A cura di Mariangela Barbieri.
Con proiezione del documentario “Ana Min Al Majdal- un giorno con le donne di Gaza”.
Mariangela Barbieri, Sguardi di donne di/su Gaza
Un video e una mostra fotografica hanno supportato la testimonianza e documentato l’esperienza di lavoro di Mariangela Barbieri a Gaza, all’interno di un programma di formazione per formatrici iniziato nell’aprile del 1996 e, per quanto gli eventi più recenti lo consentono, tuttora in corso.
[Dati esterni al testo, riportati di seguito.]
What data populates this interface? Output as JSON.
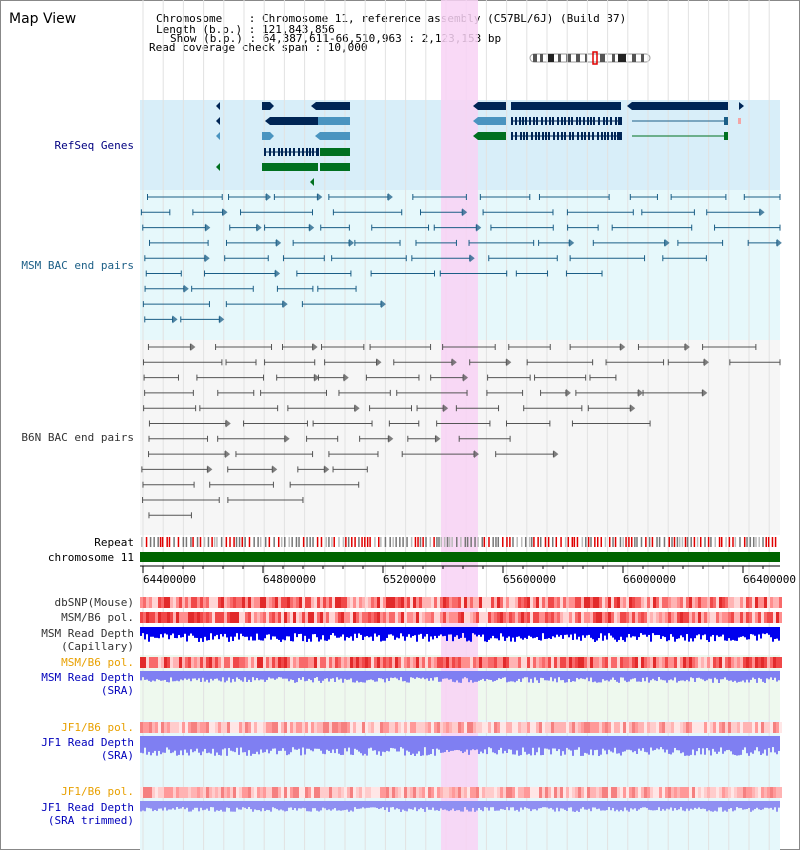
{
  "title": "Map View",
  "header": {
    "chromosome_line": "Chromosome    : Chromosome 11, reference assembly (C57BL/6J) (Build 37)",
    "length_line": "Length (b.p.) : 121,843,856",
    "show_line": "Show (b.p.) : 64,387,611-66,510,963 : 2,123,153 bp",
    "coverage_line": "Read coverage check span : 10,000"
  },
  "tracks": {
    "refseq": {
      "label": "RefSeq Genes",
      "color": "#000080",
      "bg": "#d8eef9"
    },
    "msm_bac": {
      "label": "MSM BAC end pairs",
      "color": "#1b5e86",
      "bg": "#e6f8fb"
    },
    "b6n_bac": {
      "label": "B6N BAC end pairs",
      "color": "#333333",
      "bg": "#f6f6f6"
    },
    "repeat": {
      "label": "Repeat"
    },
    "chromosome": {
      "label": "chromosome 11",
      "color": "#006400"
    },
    "dbsnp": {
      "label": "dbSNP(Mouse)"
    },
    "msm_b6_pol_1": {
      "label": "MSM/B6 pol."
    },
    "msm_depth_cap": {
      "label1": "MSM Read Depth",
      "label2": "(Capillary)"
    },
    "msm_b6_pol_2": {
      "label": "MSM/B6 pol."
    },
    "msm_depth_sra": {
      "label1": "MSM Read Depth",
      "label2": "(SRA)"
    },
    "jf1_b6_pol_1": {
      "label": "JF1/B6 pol."
    },
    "jf1_depth_sra": {
      "label1": "JF1 Read Depth",
      "label2": "(SRA)"
    },
    "jf1_b6_pol_2": {
      "label": "JF1/B6 pol."
    },
    "jf1_depth_trim": {
      "label1": "JF1 Read Depth",
      "label2": "(SRA trimmed)"
    }
  },
  "axis": {
    "ticks": [
      "64400000",
      "64800000",
      "65200000",
      "65600000",
      "66000000",
      "66400000"
    ]
  },
  "colors": {
    "highlight": "#f8d2f4",
    "dark_navy": "#002555",
    "mid_blue": "#4a94c0",
    "green": "#007020",
    "depth_dark": "#0000ee",
    "depth_light": "#7f7ff2",
    "snp_red": "#f04848",
    "orange_label": "#e8a000",
    "blue_label": "#0000bb"
  }
}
Il programma si annovera fra quelli del “Women’s Empowerment Project”, nati all’interno del più ampio “Programma di Salute Mentale Comunitaria di Gaza”, il quale concentra le sue attività su tre gruppi sociali particolarmente vulnerabili: i bambini traumatizzati, gli ex prigionieri politici, e appunto le donne vittime di violenza.
Il “Women’s Photo/Video Training” intendeva e intende verificare le potenzialità del connubio fra il mondo femminile e la riproduzione dell’immagine di Gaza: città che viene rappresentata dal punto di vista delle donne, un punto di vista capace di superare le barriere militari, culturali, religiose e sociali che relegano e nascondono le donne palestinesi e le sottraggono allo sguardo del mondo.
Se consideriamo che lavorare sulla produzione e riproduzione di immagini per le donne palestinesi ha significato e significa incorrere in un atto sacrilego e irriverente nei confronti del Corano, comprendiamo come si tratti per loro di un atto radicalmente eversivo, e forse per questo capace di liberare creatività e senso di sé, consentendo allo stesso tempo una comprensione e un’interpretazione del drammatico contesto entro il quale queste donne si trovano a vivere: un’interpretazione che, implicando una profonda elaborazione del dolore, si carica di una struggente bellezza.